А где-то в тумане России,

По-прежнему страшно спеша,

В ботинках на толстой резине

Его пропадает душа...

 

Понимаю прекрасно, что жизнь с самого детства дарила ему далеко не изящные сюжеты. Арест отца в 1937 году, война, бродяжничество совсем ребенком по оккупированной немцами Прибалтике, кругом смерти и смерти. Насмотрелся на трупы с самого детства. А сам Глебушка каждый раз умуд­рялся выскользнуть из её лап. Привычно жил по касательной к гибели, но чрезвы­чайно близко... Могли расстрелять немцы за мелкие кражи, мог умереть с голоду или замерзнуть зимой, могли забить за выкапывание овощей с огородов местные прибалтийские фермеры. Позже он писал: “Верь, что в сорок первом я разбился о войну...”. Разбился, но выжил. С первых же своих стихов, написанных лет в пятнадцать, магия слова царила в его голове, но слова с довеском чего-то скелетного, гнилостного, рушащегося.

 

Что-то было, какие-то смыслы:

То ли хутор, а может — погост?



Эти выступы почвы бугристой,

Словно формулы, буквицы, числа...

И — трава в человеческий рост.

 

Не случайно его отец — камерник, лагерник, найдя его уже после своего освобождения, с учительской и отцовской интуицией боялся его первых же стихов, боялся последующей за такими стихами мрачной судьбы сына. И отец, со своим пониманием русской классики, пронесённым и через лагеря восторгом перед высоким чудом искусства, был прав.
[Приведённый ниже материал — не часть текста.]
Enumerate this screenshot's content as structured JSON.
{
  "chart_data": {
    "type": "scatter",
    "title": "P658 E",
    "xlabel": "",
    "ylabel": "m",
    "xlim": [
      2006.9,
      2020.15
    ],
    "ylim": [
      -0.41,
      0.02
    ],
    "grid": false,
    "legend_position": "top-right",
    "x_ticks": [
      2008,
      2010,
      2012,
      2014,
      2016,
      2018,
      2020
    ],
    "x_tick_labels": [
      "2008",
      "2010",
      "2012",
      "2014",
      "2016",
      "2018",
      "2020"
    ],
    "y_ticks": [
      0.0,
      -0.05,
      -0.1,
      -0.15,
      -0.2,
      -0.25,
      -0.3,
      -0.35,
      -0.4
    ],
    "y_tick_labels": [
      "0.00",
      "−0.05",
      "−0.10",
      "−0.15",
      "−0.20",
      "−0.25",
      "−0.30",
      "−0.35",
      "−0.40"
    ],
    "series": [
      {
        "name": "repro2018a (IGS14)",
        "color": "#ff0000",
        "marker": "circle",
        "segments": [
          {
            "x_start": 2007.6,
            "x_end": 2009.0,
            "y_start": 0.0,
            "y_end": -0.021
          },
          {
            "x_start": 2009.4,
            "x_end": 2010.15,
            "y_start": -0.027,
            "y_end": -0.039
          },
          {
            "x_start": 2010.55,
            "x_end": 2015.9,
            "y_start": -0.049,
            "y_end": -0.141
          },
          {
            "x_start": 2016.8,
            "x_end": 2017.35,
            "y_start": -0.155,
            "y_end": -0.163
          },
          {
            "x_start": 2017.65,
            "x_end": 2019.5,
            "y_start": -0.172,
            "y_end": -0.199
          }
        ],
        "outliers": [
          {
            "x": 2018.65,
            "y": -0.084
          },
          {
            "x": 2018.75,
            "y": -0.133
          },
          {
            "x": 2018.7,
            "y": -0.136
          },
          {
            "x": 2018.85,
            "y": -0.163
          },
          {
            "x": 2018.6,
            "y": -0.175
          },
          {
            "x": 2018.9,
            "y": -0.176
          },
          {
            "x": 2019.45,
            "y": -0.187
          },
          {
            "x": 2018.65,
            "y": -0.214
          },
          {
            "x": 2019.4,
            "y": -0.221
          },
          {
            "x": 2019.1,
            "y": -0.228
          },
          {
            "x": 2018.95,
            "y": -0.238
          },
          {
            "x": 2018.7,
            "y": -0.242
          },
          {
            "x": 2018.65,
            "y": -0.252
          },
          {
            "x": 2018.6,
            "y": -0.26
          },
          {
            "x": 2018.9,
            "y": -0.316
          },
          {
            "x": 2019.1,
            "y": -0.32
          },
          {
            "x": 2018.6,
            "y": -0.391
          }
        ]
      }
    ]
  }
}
“— Знаешь! — кричал отец. — Знаешь, чего у тебя нет?! В сочинении твоём литературном? Любви! Любви не слышно... Тепла её милосердного! Накручено, наверчено, а любви не слыхать!... — Это он от любви. Ко мне, к моей судьбе... И вряд ли его тревога вызвана одним только чуждым ему набором слов, которым пользовался я в сочинении... Дело, скорее всего, в дыхании моего письма. Дыхание моего письма показалось ему тяжелым, отягощенным различными вредоносными примесями. А лёгкого дыхания не получилось. Из-за несвободы моей от... нелюбви. Из-за неочищенности моей крови, нервных клеток и узлов от земных потрясений...”.

Как верно сказано самим поэтом в недавних воспоминаниях. Думаю, что и поэтическая компания Иосифа Бродского, Дмитрия Бобышева, Евгения Рейна позже тянулась к нему, принимая почти за своего, тоже чувствуя в его ранних стихах неизжитую еще нелюбовь. А пришла зрелость, пришло покаяние “окаянной головушки” — все эти поэты сразу от него и отвернулись. Невзлю­били. Сразу же чужим стал...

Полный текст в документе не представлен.